Ein Tag zwischen wilden Canyons und schattigen Bergwäldern
Gestern ließ ich das geschäftige Fort Collins hinter mir, um ein neues Abenteuer im Hinterland Colorados zu wagen. Mein eigentliches Ziel für den Tag war der verlockende Lower Dadd Gulch Trail. Doch schon die Anreise verwandelte sich in ein unerwartetes Highlight, das mich völlig in seinen Bann ziehen sollte.
Sobald die Stadtgrenzen verblassten, tauchte ich ein in eine vollkommen andere Welt: Die State Route 14 West verwandelte vor meinen Augen in eine absolut herrliche, majestätische Panoramastraße. Die Landschaft explodierte förmlich in rauen Formen und lebendigen Farben. Zur rechten Seite erhoben sich mächtige, zerklüftete Felswände in warmen Erdtönen, ockerfarbenen Nuancen und rötlichem Granit. Direkt links neben der Fahrbahn wand sich der Cache la Poudre River – Colorados einziger National Wild and Scenic River – ungezähmt durch das enge Tal. Ich war so überwältigt von der intensiven Atmosphäre, dem Rauschen des Wassers und dem harten Kontrast zwischen gleißendem Sonnenlicht und tiefen Felsschatten, dass ich einfach alle paar Minuten anhalten musste, um diese Kulisse fotografisch festzuhalten.
Galerie I: Die majestätische Passage des Poudre Canyons
Besonders fasziniert war ich, als ich am Flussufer plötzlich Kletterer entdeckte. An einer der schmalsten, unbarmherzigsten Stellen des Canyons hatten die Sportler ein straff gespanntes Seil knapp über der reißenden, schäumenden Strömung angebracht.
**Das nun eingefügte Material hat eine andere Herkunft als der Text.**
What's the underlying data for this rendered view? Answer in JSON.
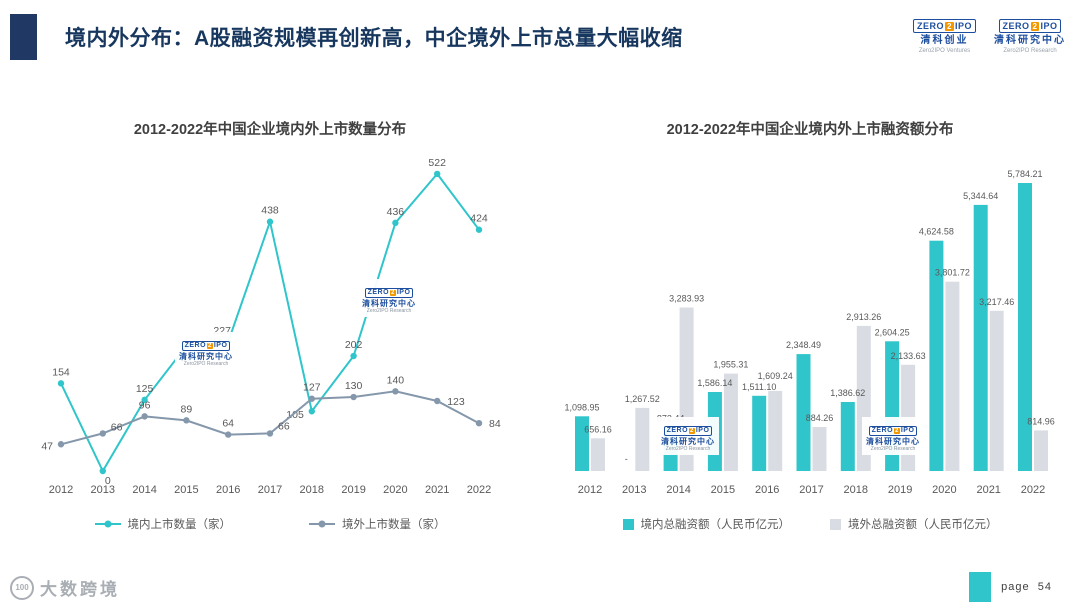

Während ich dachte, dass ich niemals freiwillig versuchen würde, dieses Wildwasser zu durchwaten, bewies ein Kletterer absolute Nervenstärke. Er agierte unglaublich intelligent, lag rücklings am horizontalen Seil und zog sich mit eisernem Fokus und Präzision Stück für Stück über die tosenden Wassermassen hinweg ans andere Ufer. Ein packendes Schauspiel inmitten der rauen Wildnis!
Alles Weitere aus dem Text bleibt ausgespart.